Angela Merkel muss sich für das desaströse Ergebnis an Rhein und Ruhr nur wenig verantworten. Ihr selbsternannter Nachfolger Norbert Röttgen hat sich von der ersten Stunde des NRW-Wahlkampfes an ins politische Aus manövriert, als er im Falle einer Niederlage einen Verbleib in Nordrhein-Westfalen offen hielt. Die Lehre daraus ist klar: Jeder Bundespolitiker, der einen Landtagswahlkampf nur für die eigene Karriereplanung missbraucht, wird vom Wähler hart abgestraft.
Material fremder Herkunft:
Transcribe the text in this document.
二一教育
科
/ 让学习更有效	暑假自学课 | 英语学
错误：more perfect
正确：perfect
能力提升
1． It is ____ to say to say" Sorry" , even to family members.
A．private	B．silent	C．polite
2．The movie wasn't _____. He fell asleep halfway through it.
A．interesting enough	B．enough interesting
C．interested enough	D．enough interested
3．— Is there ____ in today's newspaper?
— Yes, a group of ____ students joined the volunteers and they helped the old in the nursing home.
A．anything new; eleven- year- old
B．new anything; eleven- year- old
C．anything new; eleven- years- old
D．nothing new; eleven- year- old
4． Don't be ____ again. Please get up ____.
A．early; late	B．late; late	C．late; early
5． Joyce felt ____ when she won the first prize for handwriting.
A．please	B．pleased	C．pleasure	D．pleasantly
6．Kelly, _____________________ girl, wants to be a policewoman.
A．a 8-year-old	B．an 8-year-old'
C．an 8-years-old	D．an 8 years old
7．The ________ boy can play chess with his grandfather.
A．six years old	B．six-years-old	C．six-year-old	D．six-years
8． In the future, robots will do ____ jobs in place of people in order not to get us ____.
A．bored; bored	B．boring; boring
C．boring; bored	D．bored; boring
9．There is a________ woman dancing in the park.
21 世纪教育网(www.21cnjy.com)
Insofern ist Angela Merkel schon jetzt einen Nebenbuhler los. Sie kann sich also voll und ganz auf ihren Herausforderer von der SPD konzentrieren. Und genau bei der Frage muss sie vermutlich neu planen. Denn die haushohe Wahlsiegerin des Tages heißt Hannelore Kraft. Die Sozialdemokratin hat bislang bundespolitisch kaum von sich reden gemacht. Sie hat die CDU mehr als zwölf Prozentpunkte hinter sich gelassen und - besonders wichtig - sie hat den Erfolg nicht zu Lasten ihres grünen Koalitionspartners eingefahren. Das heißt, Rot-Grün an Rhein und Ruhr wurde souverän bestätigt.

Folgen für den Bund

In Berlin wird dieser Befund nun die Parteistrategen in allen Lagern zum Grübeln bringen. Immer schon waren Landtagswahlen in Nordrhein-Westfalen Testabstimmungen für den Bund. Und wenn das Ergebnis dieses Wahltages für Botschaften steht, dann ist nach dem Experiment der Großen Koalition und nach Schwarz-Gelb nun wieder Rot-Grün im Kommen. Und: Angela Merkel wird - so scheinen es die Wähler im Westen schon mal vorbestimmt zu haben - den unliebsamsten Herausforderer 2013 bekommen, den sie sich vorstellen konnte.

Hannelore Kraft hat ihren parteiinternen Konkurrenten eines voraus: Sie hat eine Wahl klar gewonnen. Das unterscheidet sie von den bisher gehandelten Partei-Größen Steinbrück, dem rhetorisch brillanten Finanzexperten, oder Frank-Walter Steinmeier, der zwar beliebt ist, aber als zu brav gilt. Und die Fähigkeit Hannelore Krafts, mit Menschen unverkrampft und ohne sich anzubiedern umzugehen, ist auch ein Trumpf gegenüber Sigmar Gabriel, dem Parteichef. Der gilt vielen als zu eitel und deshalb nicht mehrheitsfähig. Es bleibt also bei der alten Weisheit: Wenn Nordrhein-Westfalen hustet, hat Berlin Grippe. Insofern gibt es in allen Parteizentralen seit dem 13. Mai 2012 viel Neues zu bedenken.